Please, check other provisioning considerations on this link: Plan Defender for Servers agents and extensions deployment | Microsoft Learn
Protection features part of the P2 plan
In addition to the Server P1 features, I want to cover here the P2 features that will give you an extra layer of protection for your servers, such as:
Threat detection for network-level (agentless)
Defender for Servers detects threats that are directed at the control plane on the network, including network-based detections for Azure virtual machines.
Microsoft Defender Vulnerability Management Add-on
See a deeper analysis of the security posture of your protected servers, including risks related to browser extensions, network shares, and digital certificates.
Qualys vulnerability assessment
As an alternative to Defender Vulnerability Management, Defender for Cloud integrates with the Qualys scanner to identify vulnerabilities. You don’t need a Qualys license or account.
Adaptive application controls
Adaptive application controls define allowlists of known safe applications for machines. To use this feature, Defender for Cloud must be enabled on the subscription.
Free data ingestion (500 MB) in workspaces
Free data ingestion is available for specific data types. Data ingestion is calculated per node, per reported workspace, and per day. It’s available for every workspace that has a Security or AntiMalware solution installed.
Just-in-time virtual machine access
Just-in-time virtual machine access locks down machine ports to reduce the attack surface. To use this feature, Defender for Cloud must be enabled on the subscription.
Adaptive network hardening
Network hardening filters traffic to and from resources by using network security groups (NSGs) to improve your network security posture. Further improve security by hardening the NSG rules based on actual traffic patterns. To use this feature, Defender for Cloud must be enabled on the subscription.
File integrity monitoring
File integrity monitoring examines files and registries for changes that might indicate an attack. A comparison method is used to determine whether suspicious modifications have been made to files.
Docker host hardening
Assesses containers hosted on Linux machines running Docker containers, and then compares them with the Center for Internet Security (CIS) Docker Benchmark.
Provides a geographical view of recommendations for hardening your network resources.
Scans Azure virtual machines by using cloud APIs to collect data.
Tips and Tricks
To wrap up our first article about Defender for Servers I want to leave you with some additional considerations:
- You must enable Defender for Servers P2 at the Subscription and Workspace levels. When you enable the plan on an Azure Subscription or AWS/GCP account, all your servers will be protected by Defender for Servers. There are no methods to apply to a subset of servers.
- Defender for Servers Plan 1 does not depend on Log Analytics. When you enable Defender for Servers Plan 2 at the subscription level, Defender for Cloud automatically enables the plan on your default Log Analytics workspaces. If you use a custom workspace, make sure you enable the plan on the workspace. More details here.

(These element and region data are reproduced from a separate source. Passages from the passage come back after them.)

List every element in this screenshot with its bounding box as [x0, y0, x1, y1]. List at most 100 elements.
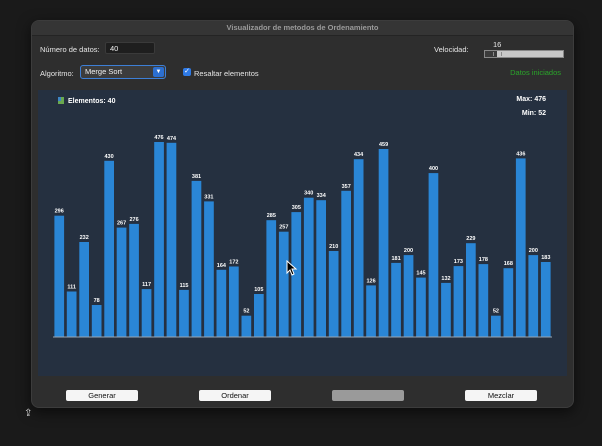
bar-value-label: 474 [167, 136, 177, 142]
highlight-checkbox[interactable]: ✓ [183, 68, 191, 76]
bar-value-label: 132 [441, 276, 450, 282]
bar-value-label: 145 [416, 271, 425, 277]
chart-bar [515, 158, 526, 337]
chart-bar [129, 223, 139, 337]
chart-bar [466, 243, 476, 337]
bar-value-label: 183 [541, 255, 550, 261]
algorithm-select[interactable]: Merge Sort ▼ [80, 65, 166, 79]
bar-value-label: 381 [192, 174, 201, 180]
num-data-label: Número de datos: [40, 45, 100, 54]
chart-bar [366, 285, 376, 337]
bar-value-label: 430 [105, 154, 114, 160]
chart-bar [154, 142, 164, 337]
bar-value-label: 126 [367, 278, 376, 284]
chart-bar [328, 251, 339, 337]
chart-bar [166, 142, 177, 337]
elements-icon-part [58, 97, 61, 101]
sort-button[interactable]: Ordenar [199, 390, 271, 401]
chevron-down-icon: ▼ [153, 67, 164, 77]
chart-bar [478, 264, 489, 337]
bar-value-label: 340 [304, 191, 313, 197]
disabled-button [332, 390, 404, 401]
chart-svg: Elementos: 40 Max: 476 Min: 52 296 111 232 78 4… [53, 96, 552, 338]
chart-bar [79, 242, 89, 337]
mouse-cursor-icon [286, 260, 298, 276]
bar-value-label: 172 [229, 260, 238, 266]
bar-value-label: 257 [279, 225, 288, 231]
max-label: Max: 476 [516, 96, 546, 103]
chart-bar [428, 173, 439, 337]
status-text: Datos iniciados [510, 68, 561, 77]
num-data-input[interactable]: 40 [105, 42, 155, 54]
chart-bar [378, 149, 389, 337]
chart-bar [66, 291, 77, 337]
app-window: Visualizador de metodos de Ordenamiento … [31, 20, 574, 408]
bar-value-label: 200 [529, 248, 538, 254]
chart-bar [403, 255, 414, 337]
chart-bar [303, 197, 314, 337]
chart-bar [353, 159, 364, 337]
slider-tick [501, 52, 502, 56]
bar-value-label: 331 [204, 194, 213, 200]
chart-bar [54, 215, 65, 337]
chart-bar [316, 200, 326, 337]
slider-tick [493, 52, 494, 56]
bar-value-label: 115 [180, 283, 189, 289]
bar-value-label: 210 [329, 244, 338, 250]
bar-value-label: 200 [404, 248, 413, 254]
speed-label: Velocidad: [434, 45, 469, 54]
chart-bar [528, 255, 539, 337]
bar-value-label: 305 [292, 205, 301, 211]
chart-bar [391, 262, 401, 337]
bar-value-label: 296 [55, 209, 64, 215]
chart-bar [241, 315, 252, 337]
chart-bar [341, 190, 351, 338]
bar-value-label: 173 [454, 259, 463, 265]
chart-bar [278, 231, 289, 337]
bar-value-label: 229 [466, 236, 475, 242]
bar-value-label: 434 [354, 152, 364, 158]
bar-value-label: 357 [342, 184, 351, 190]
bar-value-label: 52 [243, 309, 249, 315]
chart-bar [91, 305, 102, 337]
chart-bar [540, 262, 551, 337]
bar-value-label: 111 [67, 285, 76, 291]
window-title: Visualizador de metodos de Ordenamiento [32, 21, 573, 36]
elements-label: Elementos: 40 [68, 98, 116, 105]
chart-bar [141, 289, 152, 337]
bar-value-label: 267 [117, 221, 126, 227]
bar-value-label: 178 [479, 257, 488, 263]
bar-value-label: 117 [142, 282, 151, 288]
algorithm-value: Merge Sort [85, 67, 123, 76]
bar-value-label: 459 [379, 142, 388, 148]
algorithm-label: Algoritmo: [40, 69, 74, 78]
share-icon[interactable]: ⇪ [24, 408, 36, 420]
shuffle-button[interactable]: Mezclar [465, 390, 537, 401]
bar-value-label: 400 [429, 166, 438, 172]
bar-value-label: 285 [267, 213, 276, 219]
chart-bar [216, 269, 227, 337]
chart-bar [116, 227, 127, 337]
speed-slider[interactable] [484, 50, 564, 58]
bar-value-label: 476 [154, 135, 163, 141]
chart-bar [254, 294, 264, 337]
chart-bar [229, 266, 239, 337]
bar-value-label: 52 [493, 309, 499, 315]
bar-value-label: 181 [392, 256, 401, 262]
bar-value-label: 105 [254, 287, 263, 293]
chart-bar [204, 201, 214, 337]
chart-bar [266, 220, 277, 337]
chart-bar [179, 289, 189, 337]
chart-bar [491, 315, 501, 337]
highlight-label: Resaltar elementos [194, 69, 259, 78]
speed-value: 16 [493, 40, 502, 49]
speed-slider-fill [485, 51, 498, 57]
bar-value-label: 334 [317, 193, 327, 199]
min-label: Min: 52 [522, 110, 546, 117]
chart-bar [503, 268, 514, 337]
chart-bar [104, 160, 114, 337]
sort-chart: Elementos: 40 Max: 476 Min: 52 296 111 232 78 4… [38, 90, 567, 376]
bar-value-label: 78 [94, 298, 100, 304]
generate-button[interactable]: Generar [66, 390, 138, 401]
chart-bar [453, 266, 464, 337]
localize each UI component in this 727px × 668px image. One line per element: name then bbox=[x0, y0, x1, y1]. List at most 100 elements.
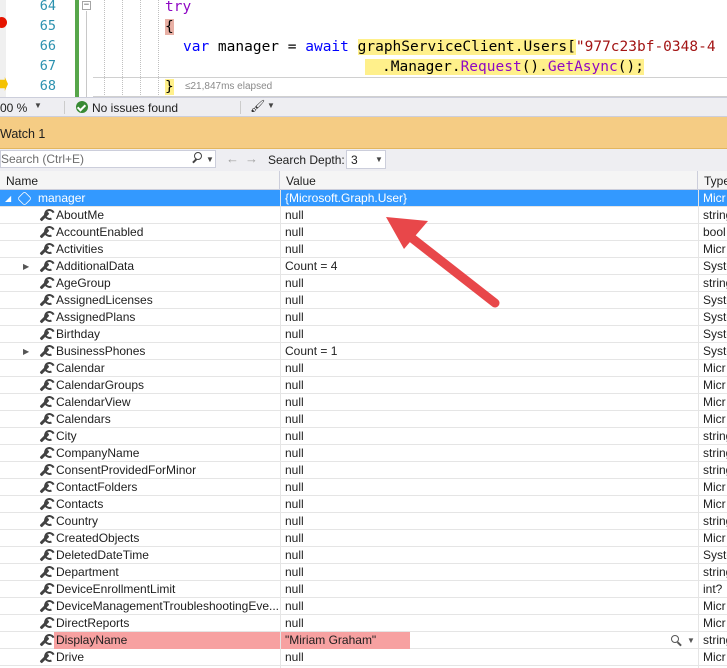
chevron-down-icon[interactable]: ▼ bbox=[34, 101, 42, 110]
watch-row[interactable]: AboutMenullstring bbox=[0, 207, 727, 224]
code-cleanup-icon[interactable]: 🖌 bbox=[250, 99, 265, 113]
search-previous-icon[interactable]: ← bbox=[226, 151, 239, 166]
property-wrench-icon bbox=[37, 464, 51, 477]
property-value: null bbox=[285, 616, 304, 630]
property-wrench-icon bbox=[37, 498, 51, 511]
property-wrench-icon bbox=[37, 600, 51, 613]
string-literal: "977c23bf-0348-4 bbox=[575, 39, 716, 55]
property-value: null bbox=[285, 480, 304, 494]
watch-row[interactable]: Calendar null Micr bbox=[0, 360, 727, 377]
property-type: Micr bbox=[703, 378, 726, 392]
search-box[interactable]: ▼ bbox=[0, 150, 216, 168]
property-wrench-icon bbox=[37, 549, 51, 562]
property-name: CalendarGroups bbox=[56, 378, 145, 392]
property-value: null bbox=[285, 446, 304, 460]
property-wrench-icon bbox=[37, 532, 51, 545]
column-header-label: Type bbox=[704, 174, 727, 188]
search-next-icon[interactable]: → bbox=[245, 151, 258, 166]
open-brace: { bbox=[165, 19, 174, 35]
property-type: bool bbox=[703, 225, 726, 239]
watch-row[interactable]: ConsentProvidedForMinor null string bbox=[0, 462, 727, 479]
code-line-68[interactable]: } bbox=[165, 77, 174, 97]
watch-row[interactable]: Country null string bbox=[0, 513, 727, 530]
watch-row[interactable]: Contacts null Micr bbox=[0, 496, 727, 513]
object-icon bbox=[17, 191, 32, 206]
divider bbox=[64, 101, 65, 114]
watch-toolbar: ▼ ← → Search Depth: 3 ▼ bbox=[0, 149, 727, 171]
perf-tip[interactable]: ≤21,847ms elapsed bbox=[185, 81, 272, 92]
code-line-65[interactable]: { bbox=[165, 17, 174, 37]
property-type: string bbox=[703, 463, 727, 477]
column-header-value[interactable]: Value bbox=[280, 171, 698, 190]
keyword-try: try bbox=[165, 0, 192, 15]
watch-row[interactable]: DeviceManagementTroubleshootingEve... nul… bbox=[0, 598, 727, 615]
property-wrench-icon bbox=[37, 294, 51, 307]
watch-row[interactable]: CreatedObjects null Micr bbox=[0, 530, 727, 547]
search-icon[interactable] bbox=[191, 152, 202, 163]
watch-row[interactable]: ▶AdditionalDataCount = 4Syste bbox=[0, 258, 727, 275]
watch-row[interactable]: Activities null Micr bbox=[0, 241, 727, 258]
property-name: AssignedLicenses bbox=[56, 293, 153, 307]
column-header-label: Value bbox=[286, 174, 316, 188]
column-divider bbox=[698, 190, 699, 668]
watch-row[interactable]: DeviceEnrollmentLimit null int? bbox=[0, 581, 727, 598]
watch-window-title-bar[interactable]: Watch 1 bbox=[0, 117, 727, 149]
expand-arrow-icon[interactable]: ▶ bbox=[23, 343, 29, 360]
property-wrench-icon bbox=[37, 634, 51, 647]
search-depth-select[interactable]: 3 ▼ bbox=[346, 150, 386, 169]
code-line-67[interactable]: .Manager.Request().GetAsync(); bbox=[365, 57, 644, 77]
issues-status[interactable]: No issues found bbox=[92, 101, 178, 115]
watch-row-displayname[interactable]: DisplayName "Miriam Graham" ▼ string bbox=[0, 632, 727, 649]
property-type: Micr bbox=[703, 616, 726, 630]
watch-row[interactable]: ▶ BusinessPhones Count = 1 Syste bbox=[0, 343, 727, 360]
code-editor[interactable]: 64 65 66 67 68 − try { var manager = awa… bbox=[0, 0, 727, 97]
column-divider bbox=[280, 190, 281, 668]
watch-row[interactable]: DirectReports null Micr bbox=[0, 615, 727, 632]
watch-row[interactable]: DeletedDateTime null Syste bbox=[0, 547, 727, 564]
method-getasync: GetAsync bbox=[547, 59, 618, 75]
watch-row[interactable]: Department null string bbox=[0, 564, 727, 581]
code-line-64[interactable]: try bbox=[165, 0, 191, 17]
expand-arrow-icon[interactable]: ▶ bbox=[23, 258, 29, 275]
watch-row[interactable]: City null string bbox=[0, 428, 727, 445]
watch-row[interactable]: AgeGroupnullstring bbox=[0, 275, 727, 292]
watch-row[interactable]: CalendarGroups null Micr bbox=[0, 377, 727, 394]
watch-row[interactable]: AccountEnabled null bool bbox=[0, 224, 727, 241]
property-wrench-icon bbox=[37, 481, 51, 494]
watch-row[interactable]: ContactFolders null Micr bbox=[0, 479, 727, 496]
watch-row[interactable]: AssignedLicensesnullSyste bbox=[0, 292, 727, 309]
property-value: null bbox=[285, 548, 304, 562]
watch-row[interactable]: CalendarView null Micr bbox=[0, 394, 727, 411]
chevron-down-icon[interactable]: ▼ bbox=[267, 101, 275, 110]
zoom-level[interactable]: 00 % bbox=[0, 101, 27, 115]
property-value: null bbox=[285, 378, 304, 392]
collapse-icon[interactable]: − bbox=[82, 1, 91, 10]
visualizer-search-icon[interactable] bbox=[671, 635, 681, 645]
search-input[interactable] bbox=[1, 151, 181, 167]
watch-row-root[interactable]: ◢ manager {Microsoft.Graph.User} Micr bbox=[0, 190, 727, 207]
property-name: DirectReports bbox=[56, 616, 130, 630]
watch-row[interactable]: Drive null Micr bbox=[0, 649, 727, 666]
collapse-arrow-icon[interactable]: ◢ bbox=[5, 190, 11, 207]
property-value: null bbox=[285, 361, 304, 375]
chevron-down-icon[interactable]: ▼ bbox=[206, 155, 214, 164]
property-type: string bbox=[703, 429, 727, 443]
property-type: string bbox=[703, 208, 727, 222]
property-type: Syste bbox=[703, 293, 727, 307]
property-value: null bbox=[285, 531, 304, 545]
chevron-down-icon[interactable]: ▼ bbox=[687, 632, 695, 649]
watch-row[interactable]: AssignedPlansnullSyste bbox=[0, 309, 727, 326]
property-type: Micr bbox=[703, 480, 726, 494]
column-header-type[interactable]: Type bbox=[698, 171, 727, 190]
property-type: Syste bbox=[703, 548, 727, 562]
watch-row[interactable]: Birthday null Syste bbox=[0, 326, 727, 343]
property-type: Syste bbox=[703, 310, 727, 324]
watch-row[interactable]: CompanyName null string bbox=[0, 445, 727, 462]
code-line-66[interactable]: var manager = await graphServiceClient.U… bbox=[183, 37, 716, 57]
watch-row[interactable]: Calendars null Micr bbox=[0, 411, 727, 428]
column-header-name[interactable]: Name bbox=[0, 171, 280, 190]
property-name: DeviceManagementTroubleshootingEve... bbox=[56, 599, 280, 613]
column-header-label: Name bbox=[6, 174, 39, 188]
property-wrench-icon bbox=[37, 345, 51, 358]
line-number: 66 bbox=[39, 38, 56, 54]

- Defender for Servers does not support endpoint OSs. For this, you will need a Microsoft Defender for Endpoint plan.
PoC and Trial
To learn more about how to run a Defender for Servers PoC, I strongly recommend reading the following article from the product team – Microsoft Defender for Cloud PoC Series – Defender for Servers – Microsoft Community Hub.
Scaling your deployment
To conclude, I want to leave you with an article to help you to scale your deployment – Scale a Defender for Servers deployment | Microsoft Learn.
Common Questions and FAQ – FAQ for Microsoft Defender for Servers | Microsoft Learn
In this blog post, I showed you all the essential information you need to understand more about the Defender for Servers plan.
In the next Defender for Server article, I will cover more of the advanced features part of the P2 plan, including how to install the Azure Arc agent to connect your on-premises servers and other clouds, such as AWS and GCP.